The environment secretary said there are “positive indications” that a truce will be reached in the “sausage war” trade dispute with the European Union (EU) over the Northern Ireland Protocol.
The UK has applied for an extension to a grace period allowing chilled meats to continue being shipped from Great Britain to the north of Ireland after the end of this month. That’s when the current arrangements are due to expire.
Downing Street told reporters on Wednesday it had received no reply to its formal request for an extension and that work between the two sides was “ongoing”.
The right direction? Really?
However, cabinet minister George Eustice signalled that talks with Brussels on a Protocol grace period for chilled meats were heading in the right direction.
Mr Eustice told LBC Radio:
I think we are getting some positive indications and it’s always our view that it’s better if we can reach agreement with the European Union on these things.
It didn’t make any sense to simply say that there’s a ban on the sale of sausages to Northern Ireland, we’re still in dialogue with the European Union about some longer-term solutions on the wider issues around export health certificates.
While those are ongoing, I think it makes sense for them, just for a few more months, to leave the current arrangement we have in place.
Continued dispute
The UK Government and the EU are locked in a dispute over the implementation of the Protocol. This is the part of the Brexit divorce deal aimed at avoiding a hard border with Ireland.

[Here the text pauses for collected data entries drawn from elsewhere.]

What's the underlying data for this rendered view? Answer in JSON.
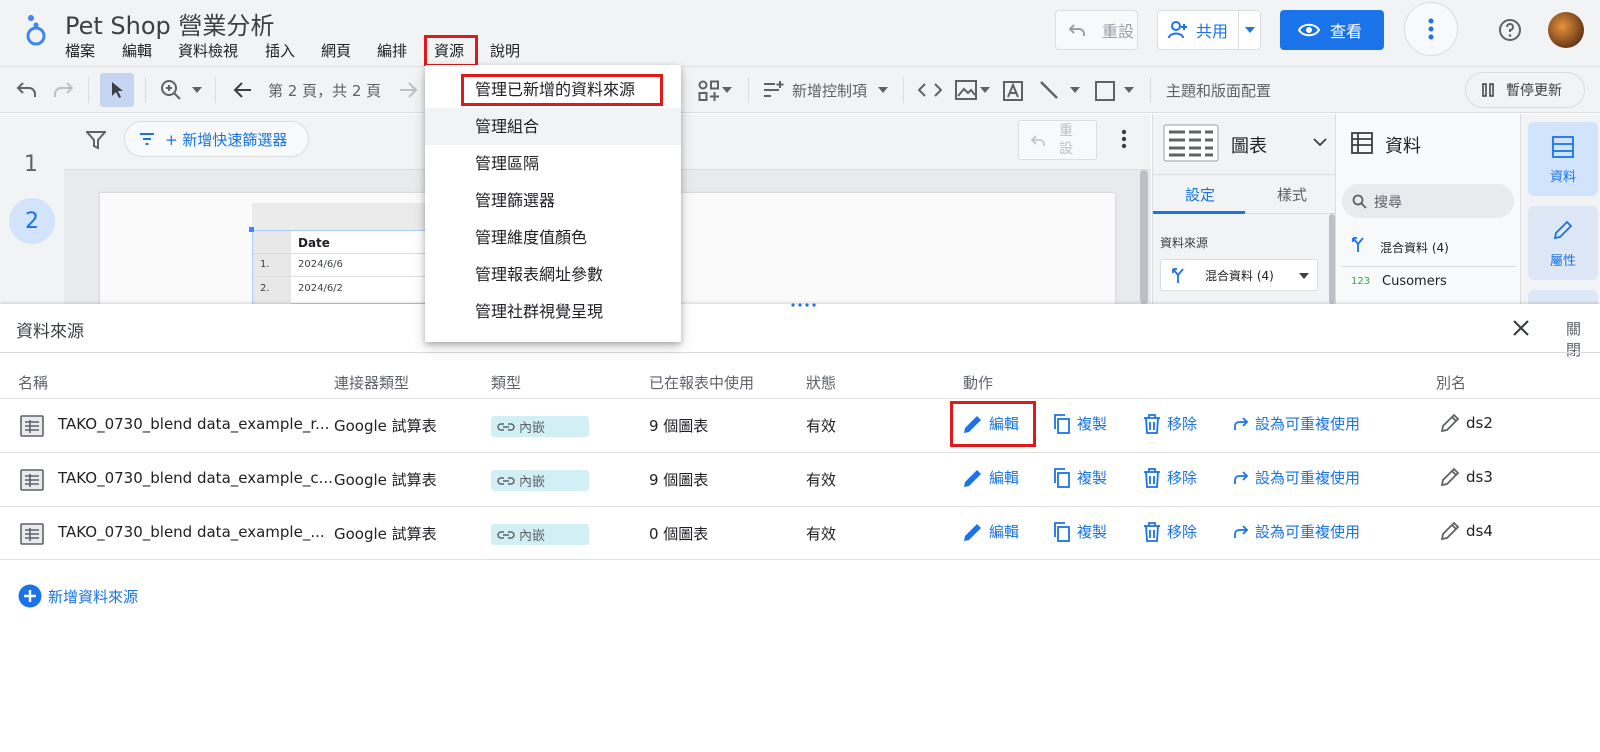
{
  "header": {
    "app_title": "Pet Shop 營業分析",
    "menu": [
      "檔案",
      "編輯",
      "資料檢視",
      "插入",
      "網頁",
      "編排",
      "資源",
      "說明"
    ],
    "reset_label": "重設",
    "share_label": "共用",
    "view_label": "查看"
  },
  "toolbar": {
    "page_info": "第 2 頁，共 2 頁",
    "add_control": "新增控制項",
    "theme_layout": "主題和版面配置",
    "pause_update": "暫停更新"
  },
  "left_rail": {
    "pages": [
      "1",
      "2"
    ]
  },
  "filter_bar": {
    "add_quick_filter": "+ 新增快速篩選器",
    "reset_label": "重設"
  },
  "canvas_table": {
    "header": "Date",
    "rows": [
      {
        "idx": "1.",
        "date": "2024/6/6"
      },
      {
        "idx": "2.",
        "date": "2024/6/2"
      }
    ]
  },
  "prop_panel": {
    "chart_label": "圖表",
    "tab_setup": "設定",
    "tab_style": "樣式",
    "data_source_heading": "資料來源",
    "data_source_value": "混合資料 (4)"
  },
  "data_panel": {
    "title": "資料",
    "search_placeholder": "搜尋",
    "items": [
      "混合資料 (4)",
      "Cusomers"
    ],
    "type_badge": "123"
  },
  "side_tabs": {
    "data": "資料",
    "properties": "屬性"
  },
  "resource_menu": {
    "items": [
      "管理已新增的資料來源",
      "管理組合",
      "管理區隔",
      "管理篩選器",
      "管理維度值顏色",
      "管理報表網址參數",
      "管理社群視覺呈現"
    ]
  },
  "ds_panel": {
    "title": "資料來源",
    "close_label": "關閉",
    "columns": [
      "名稱",
      "連接器類型",
      "類型",
      "已在報表中使用",
      "狀態",
      "動作",
      "別名"
    ],
    "rows": [
      {
        "name": "TAKO_0730_blend data_example_r...",
        "connector": "Google 試算表",
        "type": "內嵌",
        "used": "9 個圖表",
        "status": "有效",
        "alias": "ds2"
      },
      {
        "name": "TAKO_0730_blend data_example_c...",
        "connector": "Google 試算表",
        "type": "內嵌",
        "used": "9 個圖表",
        "status": "有效",
        "alias": "ds3"
      },
      {
        "name": "TAKO_0730_blend data_example_...",
        "connector": "Google 試算表",
        "type": "內嵌",
        "used": "0 個圖表",
        "status": "有效",
        "alias": "ds4"
      }
    ],
    "actions": {
      "edit": "編輯",
      "copy": "複製",
      "remove": "移除",
      "reusable": "設為可重複使用"
    },
    "add_source": "新增資料來源"
  },
  "colors": {
    "accent": "#1a73e8",
    "highlight": "#e01919",
    "chip_bg": "#d2eff6"
  }
}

The agreement keeps the north of Ireland in the single market to avoid a land border. But unionists, whose dominant political party the DUP supported Brexit, have expressed fears about the Protocol. They claim it’s separating the north of Ireland from the UK.
They believe so because the protocol has drawn a border down the Irish Sea. As a result, loyalist terror gangs officially ended their support for the 1998 Good Friday peace agreement.
Delayed supplies and UK threats
Suppliers in Great Britain are said to have become reluctant to export goods into the north of Ireland due to the increase in paperwork post-Brexit. Meanwhile supermarkets have warned of decreasing choice on their shelves as they struggle to get hold of products since the Protocol came into force in January 2021.
The UK has threatened to unilaterally suspend parts of the deal if it continues to cause problems – something that would trigger a retaliation by Brussels.
One of the impacts of the deal is that deliveries of chilled meats – including sausages and burgers – could be effectively banned from crossing the Irish Sea at the end of the month if there is no continuation of the grace period.